When I began this blog, I promised to provide readers with helpful tips gleaned from the experience. I have not done a very good job of that, so will attempt to remedy the situation in closing:
Tips For Dealing with Emergencies in Foreign Countries
- Take out travel insurance, especially medical. Although we had horrendous problems with GE, without insurance we would be out of pocket close to $100,000 now. And that was with very reasonable Italian medical services. A fellow diner at La Collina told me in Italy they NEVER deny essential medical services to anyone. Had we been somewhere like the States…
- Call your medical insurance company before getting ANY medical attention, otherwise they may refuse to cover the costs.
- Do NOT let them bully you into doing their work. You’ve paid them, all of us have paid them, hundreds of thousands of dollars over our lifetimes. Now it is their responsibility to help – to obtain the requisite reports and test results, even ‘fit to fly’ orders. Of course it is easier and more economical for them if you do this work, but you do not have to!
- DO call your Embassy right away – whenever you are in trouble abroad! If Sandy del Castello at the Canadian Embassy in Rome is anything to go by, you will get immediate and invaluable assistance.
- Don’t expect people to speak English if it is not the official language of the country. In today’s world, we tend to assume this will be the norm…as you can tell from this cautionary tale, it ain’t always so.
- Did I mention not to buy expensive SIM cards at the airport, no matter how convenient it may seem?

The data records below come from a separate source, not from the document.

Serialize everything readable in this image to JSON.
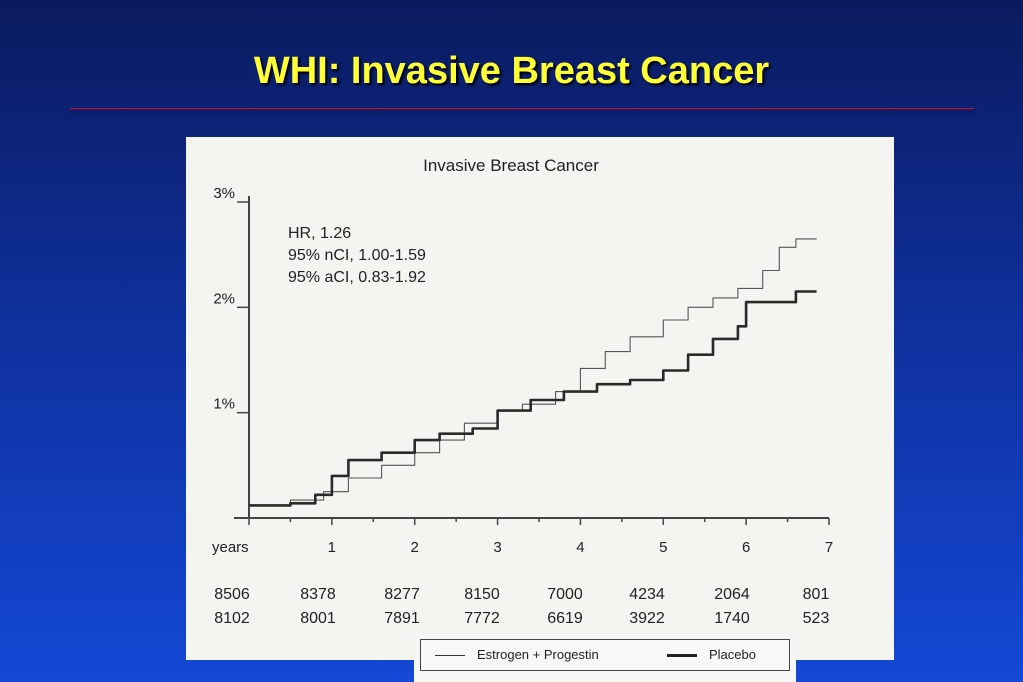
{
  "slide": {
    "title": "WHI:  Invasive Breast Cancer"
  },
  "colors": {
    "background": "#0f2f9a",
    "title": "#ffff33",
    "rule": "#c8102e",
    "panel": "#f4f4f1",
    "ink": "#222222"
  },
  "chart_data": {
    "type": "line",
    "title": "Invasive Breast Cancer",
    "xlabel": "years",
    "ylabel": "",
    "xlim": [
      0,
      7
    ],
    "ylim": [
      0,
      3
    ],
    "y_ticks": [
      {
        "value": 1,
        "label": "1%"
      },
      {
        "value": 2,
        "label": "2%"
      },
      {
        "value": 3,
        "label": "3%"
      }
    ],
    "x_ticks": [
      {
        "value": 1,
        "label": "1"
      },
      {
        "value": 2,
        "label": "2"
      },
      {
        "value": 3,
        "label": "3"
      },
      {
        "value": 4,
        "label": "4"
      },
      {
        "value": 5,
        "label": "5"
      },
      {
        "value": 6,
        "label": "6"
      },
      {
        "value": 7,
        "label": "7"
      }
    ],
    "annotations": [
      "HR, 1.26",
      "95% nCI, 1.00-1.59",
      "95% aCI, 0.83-1.92"
    ],
    "series": [
      {
        "name": "Estrogen + Progestin",
        "style": "thin",
        "x": [
          0,
          0.5,
          0.9,
          1.2,
          1.6,
          2.0,
          2.3,
          2.6,
          3.0,
          3.3,
          3.7,
          4.0,
          4.3,
          4.6,
          5.0,
          5.3,
          5.6,
          5.9,
          6.2,
          6.4,
          6.6,
          6.85
        ],
        "y": [
          0.12,
          0.17,
          0.25,
          0.38,
          0.5,
          0.62,
          0.74,
          0.9,
          1.02,
          1.08,
          1.2,
          1.42,
          1.58,
          1.72,
          1.88,
          2.0,
          2.09,
          2.18,
          2.35,
          2.57,
          2.65,
          2.65
        ]
      },
      {
        "name": "Placebo",
        "style": "thick",
        "x": [
          0,
          0.5,
          0.8,
          1.0,
          1.2,
          1.6,
          2.0,
          2.3,
          2.7,
          3.0,
          3.4,
          3.8,
          4.2,
          4.6,
          5.0,
          5.3,
          5.6,
          5.9,
          6.0,
          6.3,
          6.6,
          6.85
        ],
        "y": [
          0.12,
          0.14,
          0.22,
          0.4,
          0.55,
          0.62,
          0.74,
          0.8,
          0.85,
          1.02,
          1.12,
          1.2,
          1.27,
          1.31,
          1.4,
          1.55,
          1.7,
          1.82,
          2.05,
          2.05,
          2.15,
          2.15
        ]
      }
    ],
    "at_risk": {
      "rows": [
        [
          "8506",
          "8378",
          "8277",
          "8150",
          "7000",
          "4234",
          "2064",
          "801"
        ],
        [
          "8102",
          "8001",
          "7891",
          "7772",
          "6619",
          "3922",
          "1740",
          "523"
        ]
      ]
    },
    "legend": {
      "position": "bottom",
      "items": [
        {
          "label": "Estrogen + Progestin",
          "style": "thin"
        },
        {
          "label": "Placebo",
          "style": "thick"
        }
      ]
    }
  }
}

- Whenever you travel, take the contact information for all the people you know…because you never know when you will need to contact that old family friend or doctor or work colleague … you just never know.
- Use the technology available to you (translation programs, skype, etc.)
- This one is admittedly easier said than done, but try to follow that excellent piece of advice from the Hitchhiker’s Guide to the Galaxy: Don’t Panic!
So ends this chapter of travel twists… with my heartfelt thanks to the many many people who provided lifelines to us:
SCARLETT. Michael and all my old school friends. Becky and Sandy for their amazing availability and translation skills. Dr. Panti. The nurses on the orthopaedic trauma ward at Ospedale Santa Maria della Misericordia. GIORGIO. My sister Frances, old friend Dr. David Goldbloom and family doctor Mark Wilkinson for advice medical and otherwise. Neil Dennison for listening, flowers and pressure. Sons MIKE and AARON for wrangling with GE – and being there for me in my hysterics. David Lester for early morning translation. Marion and Eleanor for visiting in Perugia, bearing gifts from home. Everyone for the gifts. Terry and Janet Manzo – Terry for photographs of Charlie and support, Janet for Giorgio! Keith Handegord for organizing and loading the iPod. The power people for taking it to GE. Friends and family who emailed and kept me sane. Stephen and Doug for adapting our stereo cabinet. Susan Dunfield for bringing Jay a birthday steak from Down the Street two days after we got home. Marcia and Roger for the gift of a hospital parking pass. Kim for bringing dinner to our house every week for 2 months once Jay got home. Everyone who visited Jay in hospital and brought food and books and videos and love. Everyone who called and offered their support. Pretty much everyone we know!
Despite that one moment of really super bad luck, we’ve been pretty lucky.